- Film poster
- Directed by: Richard Berry
- Screenplay by: Richard Berry Fabrice Roger-Lacan
- Based on: Kurtz by Jean-Marc Aubert
- Starring: Patrick Timsit Cécile de France Richard Berry
- Cinematography: Dominique Bouilleret
- Edited by: Anna Ruiz
- Music by: Éric Serra
- Production companies: StudioCanal Blue Dahlia Productions TF1 Films Production J.M. Productions Canal+
- Distributed by: CTV International
- Release date: 21 March 2001;
- Running time: 97 minutes
- Country: France
- Language: French
- Budget: €5.6 million
- Box office: $2.3 million

= L'Art (délicat) de la séduction =

2001 film by Richard Berry

L'Art (délicat) de la séduction (The (Delicate) Art of Seduction) is a 2001 French film directed by Richard Berry. The soundtrack for the film was composed by Éric Serra.

==Plot==

The film follows Etienne (Patrick Timsit), a 40-year-old car designer, who takes time off from work to study sexual prowess from a Zen master (Alain Chabat) and several prostitutes, in the hopes of having the sexual skill to impress Laure (Cécile de France).
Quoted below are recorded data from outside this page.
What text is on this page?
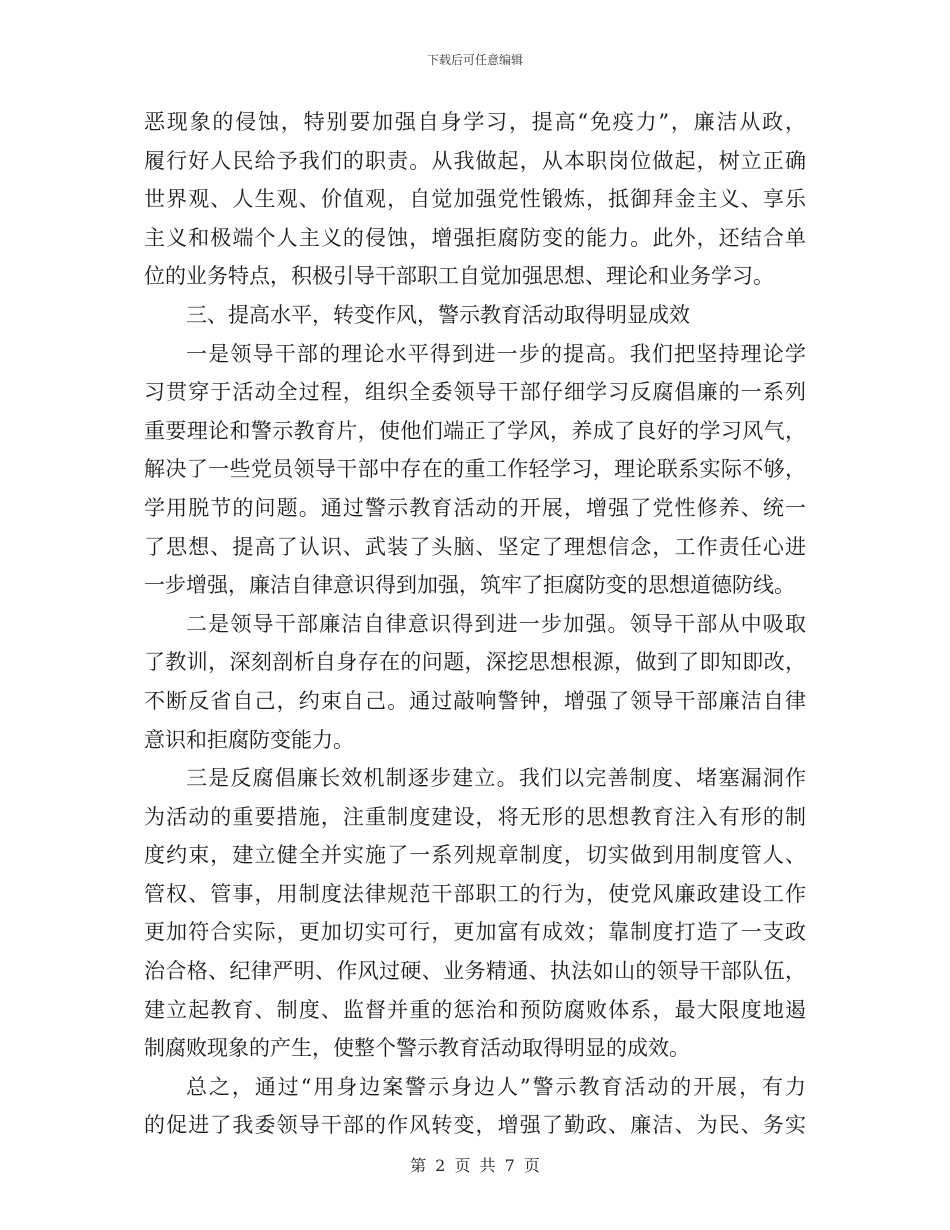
下载后可任意编辑
恶现象的侵蚀，特别要加强自身学习，提高“免疫力”，廉洁从政，
履行好人民给予我们的职责。从我做起，从本职岗位做起，树立正确
世界观、人生观、价值观，自觉加强党性锻炼，抵御拜金主义、享乐
主义和极端个人主义的侵蚀，增强拒腐防变的能力。此外，还结合单
位的业务特点，积极引导干部职工自觉加强思想、理论和业务学习。
三、提高水平，转变作风，警示教育活动取得明显成效
一是领导干部的理论水平得到进一步的提高。我们把坚持理论学
习贯穿于活动全过程，组织全委领导干部仔细学习反腐倡廉的一系列
重要理论和警示教育片，使他们端正了学风，养成了良好的学习风气，
解决了一些党员领导干部中存在的重工作轻学习，理论联系实际不够，
学用脱节的问题。通过警示教育活动的开展，增强了党性修养、统一
了思想、提高了认识、武装了头脑、坚定了理想信念，工作责任心进
一步增强，廉洁自律意识得到加强，筑牢了拒腐防变的思想道德防线。
二是领导干部廉洁自律意识得到进一步加强。领导干部从中吸取
了教训，深刻剖析自身存在的问题，深挖思想根源，做到了即知即改，
不断反省自己，约束自己。通过敲响警钟，增强了领导干部廉洁自律
意识和拒腐防变能力。
三是反腐倡廉长效机制逐步建立。我们以完善制度、堵塞漏洞作
为活动的重要措施，注重制度建设，将无形的思想教育注入有形的制
度约束，建立健全并实施了一系列规章制度，切实做到用制度管人、
管权、管事，用制度法律规范干部职工的行为，使党风廉政建设工作
更加符合实际，更加切实可行，更加富有成效；靠制度打造了一支政
治合格、纪律严明、作风过硬、业务精通、执法如山的领导干部队伍，
建立起教育、制度、监督并重的惩治和预防腐败体系，最大限度地遏
制腐败现象的产生，使整个警示教育活动取得明显的成效。
总之，通过“用身边案警示身边人”警示教育活动的开展，有力
的促进了我委领导干部的作风转变，增强了勤政、廉洁、为民、务实
第 2 页 共 7 页
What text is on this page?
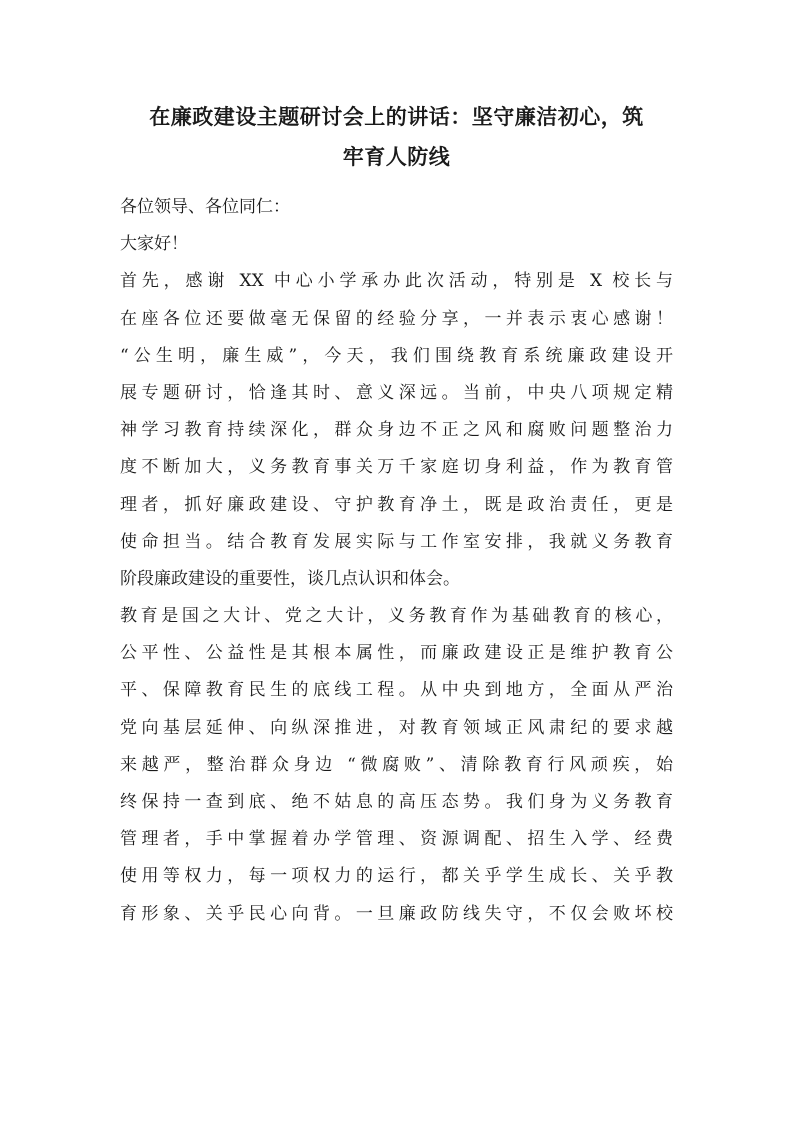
在廉政建设主题研讨会上的讲话：坚守廉洁初心，筑
牢育人防线
各位领导、各位同仁：
大家好！
首先，感谢 XX 中心小学承办此次活动，特别是 X 校长与
在座各位还要做毫无保留的经验分享，一并表示衷心感谢！
“公生明，廉生威”，今天，我们围绕教育系统廉政建设开
展专题研讨，恰逢其时、意义深远。当前，中央八项规定精
神学习教育持续深化，群众身边不正之风和腐败问题整治力
度不断加大，义务教育事关万千家庭切身利益，作为教育管
理者，抓好廉政建设、守护教育净土，既是政治责任，更是
使命担当。结合教育发展实际与工作室安排，我就义务教育
阶段廉政建设的重要性，谈几点认识和体会。
教育是国之大计、党之大计，义务教育作为基础教育的核心，
公平性、公益性是其根本属性，而廉政建设正是维护教育公
平、保障教育民生的底线工程。从中央到地方，全面从严治
党向基层延伸、向纵深推进，对教育领域正风肃纪的要求越
来越严，整治群众身边 “微腐败”、清除教育行风顽疾，始
终保持一查到底、绝不姑息的高压态势。我们身为义务教育
管理者，手中掌握着办学管理、资源调配、招生入学、经费
使用等权力，每一项权力的运行，都关乎学生成长、关乎教
育形象、关乎民心向背。一旦廉政防线失守，不仅会败坏校
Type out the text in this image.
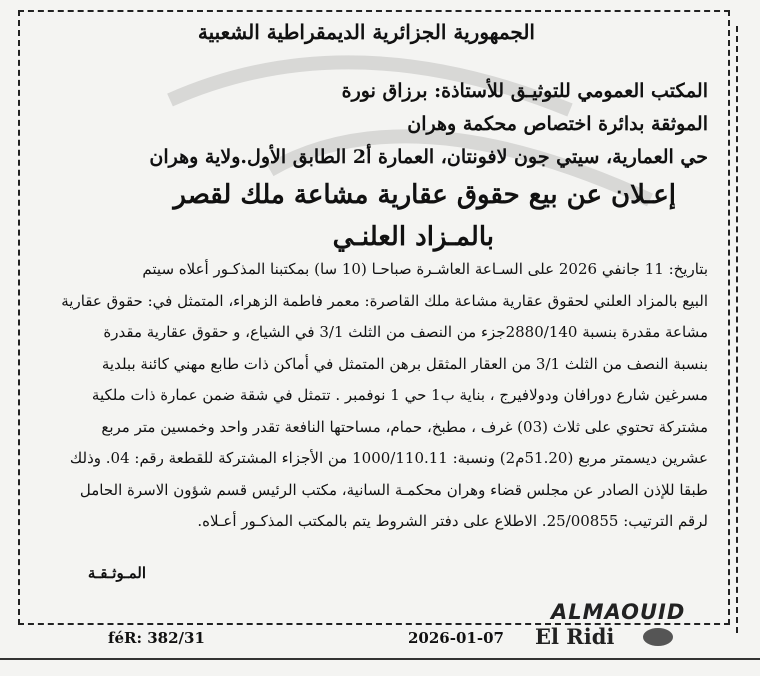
الجمهورية الجزائرية الديمقراطية الشعبية
المكتب العمومي للتوثيـق للأستاذة: برزاق نورة
الموثقة بدائرة اختصاص محكمة وهران
حي العمارية، سيتي جون لافونتان، العمارة أ2 الطابق الأول.ولاية وهران
إعـلان عن بيع حقوق عقارية مشاعة ملك لقصر
بالمـزاد العلنـي

بتاريخ: 11 جانفي 2026 على السـاعة العاشـرة صباحـا (10 سا) بمكتبنا المذكـور أعلاه سيتم

البيع بالمزاد العلني لحقوق عقارية مشاعة ملك القاصرة: معمر فاطمة الزهراء، المتمثل في: حقوق عقارية

مشاعة مقدرة بنسبة 2880/140جزء من النصف من الثلث 3/1 في الشياع، و حقوق عقارية مقدرة

بنسبة النصف من الثلث 3/1 من العقار المثقل برهن المتمثل في أماكن ذات طابع مهني كائنة ببلدية

مسرغين شارع دورافان ودولافيرج ، بناية ب1 حي 1 نوفمبر . تتمثل في شقة ضمن عمارة ذات ملكية

مشتركة تحتوي على ثلاث (03) غرف ، مطبخ، حمام، مساحتها النافعة تقدر واحد وخمسين متر مربع

عشرين ديسمتر مربع (51.20م2) ونسبة: 1000/110.11 من الأجزاء المشتركة للقطعة رقم: 04. وذلك

طبقا للإذن الصادر عن مجلس قضاء وهران محكمـة السانية، مكتب الرئيس قسم شؤون الاسرة الحامل

لرقم الترتيب: 25/00855. الاطلاع على دفتر الشروط يتم بالمكتب المذكـور أعـلاه.

المـوثـقـة
féR: 382/31	2026-01-07
ALMAOUID
El Ridi
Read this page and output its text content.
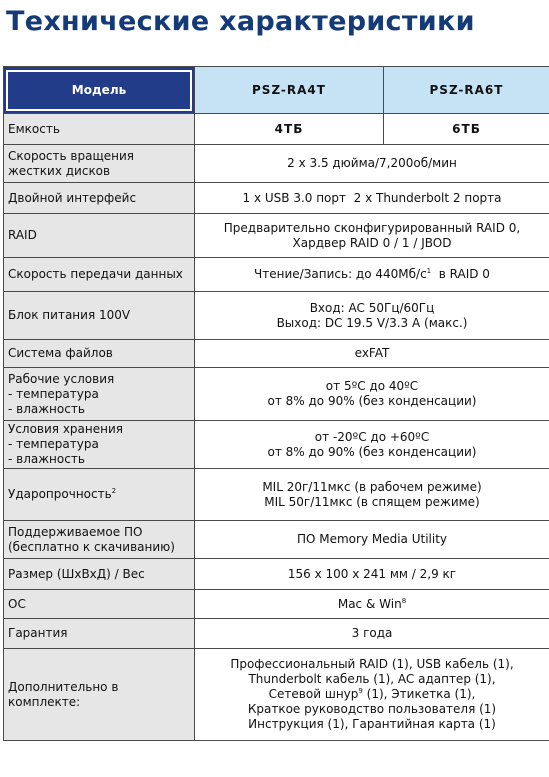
Технические характеристики
Модель	PSZ-RA4T	PSZ-RA6T

Емкость	4ТБ	6ТБ

Скорость вращения
жестких дисков	2 x 3.5 дюйма/7,200об/мин	

Двойной интерфейс	1 x USB 3.0 порт  2 x Thunderbolt 2 порта	

RAID	Предварительно сконфигурированный RAID 0,
Хардвер RAID 0 / 1 / JBOD	

Скорость передачи данных	Чтение/Запись: до $440Мб/с^1$  в RAID 0	

Блок питания 100V	Вход: AC 50Гц/60Гц
Выход: DC 19.5 V/3.3 A (макс.)	

Система файлов	exFAT	

Рабочие условия
- температура
- влажность	от 5ºC до 40ºC
от 8% до 90% (без конденсации)	

Условия хранения
- температура
- влажность	от -20ºC до +60ºC
от 8% до 90% (без конденсации)	

Ударопрочность$^2$	MIL 20г/11мкс (в рабочем режиме)
MIL 50г/11мкс (в спящем режиме)	

Поддерживаемое ПО
(бесплатно к скачиванию)	ПО Memory Media Utility	

Размер (ШхВхД) / Вес	156 x 100 x 241 мм / 2,9 кг	

ОС	Mac & Win$^8$

Гарантия	3 года	

Дополнительно в комплекте:	Профессиональный RAID (1), USB кабель (1),
Thunderbolt кабель (1), AC адаптер (1),
Сетевой шнур$^9$ (1), Этикетка (1),
Краткое руководство пользователя (1)
Инструкция (1), Гарантийная карта (1)	
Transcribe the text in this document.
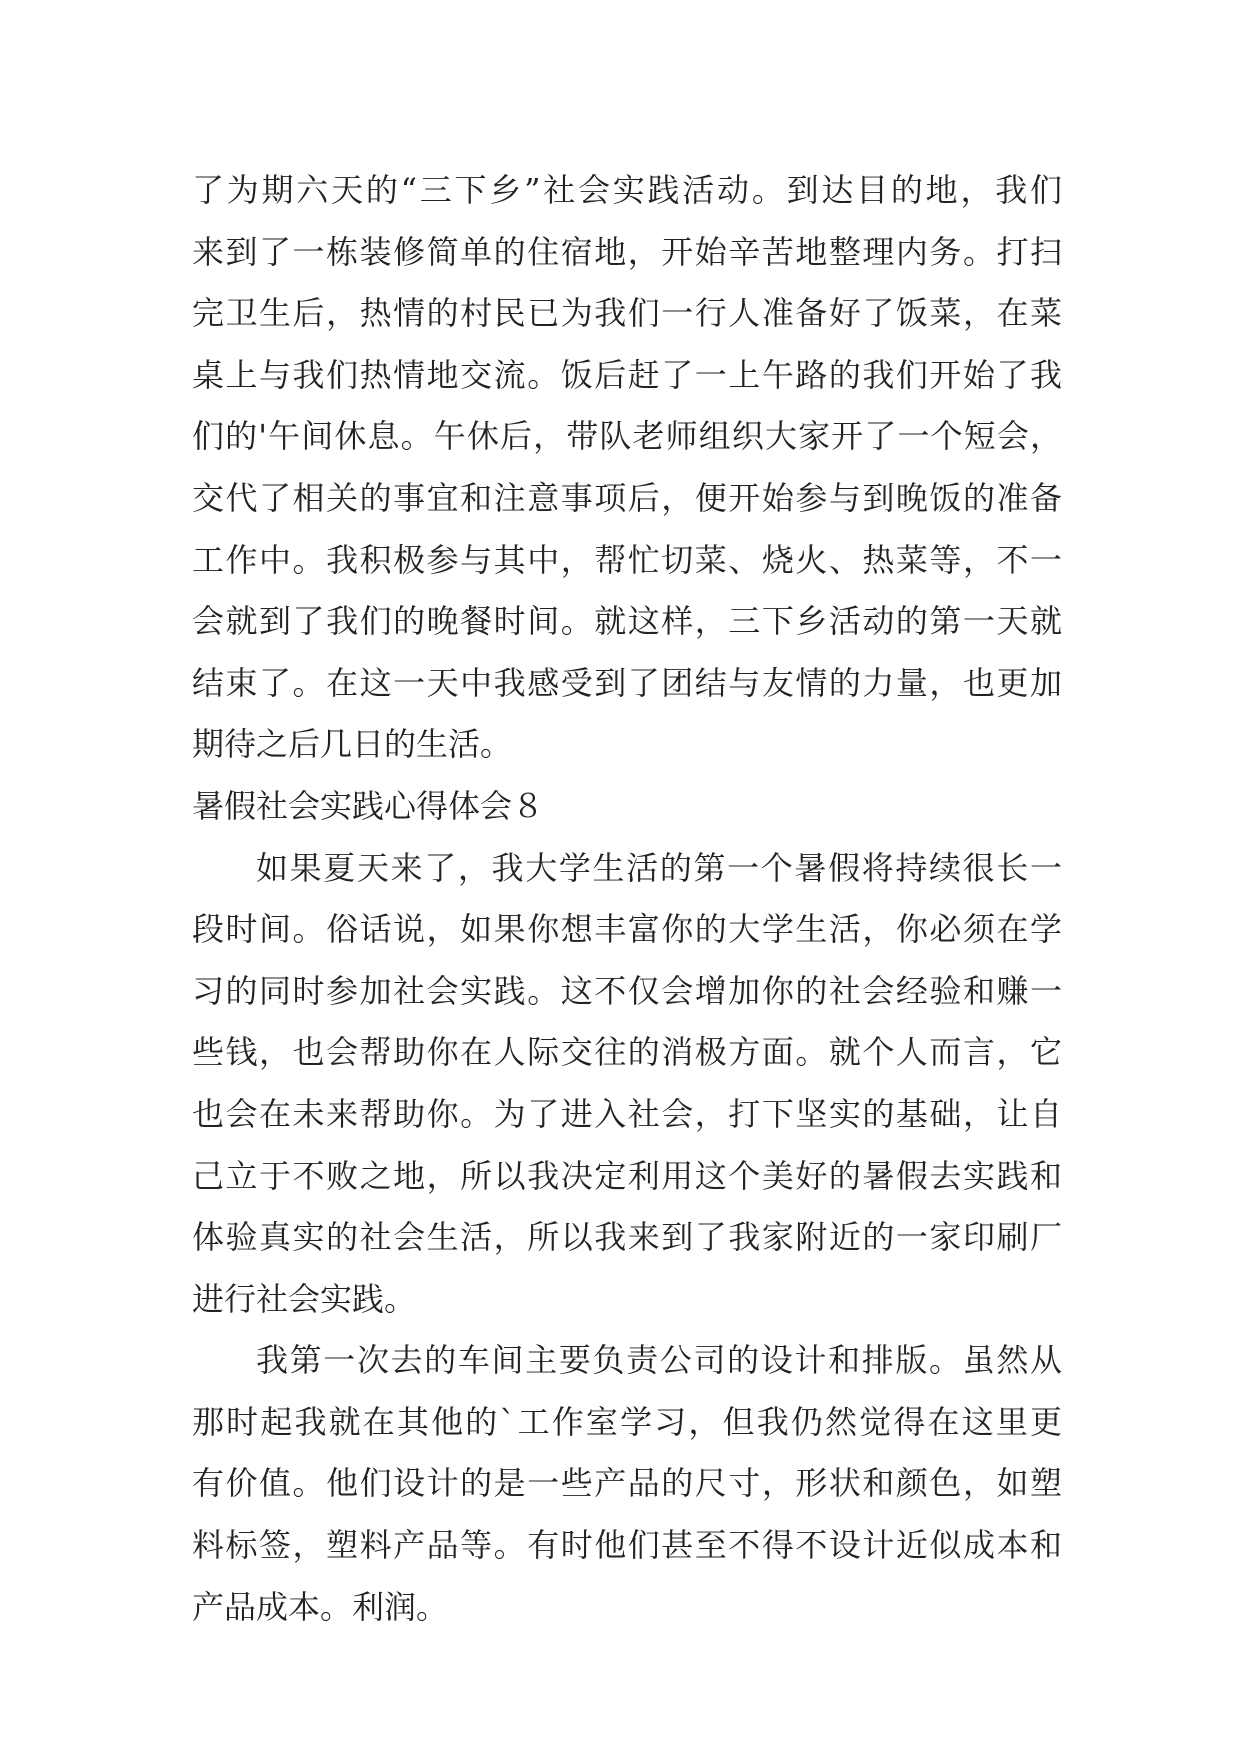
了为期六天的“三下乡”社会实践活动。到达目的地，我们
来到了一栋装修简单的住宿地，开始辛苦地整理内务。打扫
完卫生后，热情的村民已为我们一行人准备好了饭菜，在菜
桌上与我们热情地交流。饭后赶了一上午路的我们开始了我
们的'午间休息。午休后，带队老师组织大家开了一个短会，
交代了相关的事宜和注意事项后，便开始参与到晚饭的准备
工作中。我积极参与其中，帮忙切菜、烧火、热菜等，不一
会就到了我们的晚餐时间。就这样，三下乡活动的第一天就
结束了。在这一天中我感受到了团结与友情的力量，也更加
期待之后几日的生活。
暑假社会实践心得体会８
如果夏天来了，我大学生活的第一个暑假将持续很长一
段时间。俗话说，如果你想丰富你的大学生活，你必须在学
习的同时参加社会实践。这不仅会增加你的社会经验和赚一
些钱，也会帮助你在人际交往的消极方面。就个人而言，它
也会在未来帮助你。为了进入社会，打下坚实的基础，让自
己立于不败之地，所以我决定利用这个美好的暑假去实践和
体验真实的社会生活，所以我来到了我家附近的一家印刷厂
进行社会实践。
我第一次去的车间主要负责公司的设计和排版。虽然从
那时起我就在其他的`工作室学习，但我仍然觉得在这里更
有价值。他们设计的是一些产品的尺寸，形状和颜色，如塑
料标签，塑料产品等。有时他们甚至不得不设计近似成本和
产品成本。利润。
Laure, a blonde who was introduced to him by his friend Jacques (Richard Berry), told Etienne on January 1 that she will not have sex with him until May 27 that year at precisely 9pm.

==Cast==

- Patrick Timsit as Etienne
- Cécile de France as Laure
- Richard Berry as Jacques
- Alain Chabat as Maître Zen
- Jean-Pierre Darroussin as Monsieur Hubert
- Ludmila Mikaël as Alice
- Guilaine Londez as Real estate agent

==Reception==

Lisa Nesselson from Variety gave a negative review of the film, stating it played "like a tepid cross between 'Rocky' and any number of prick-teasing comedies".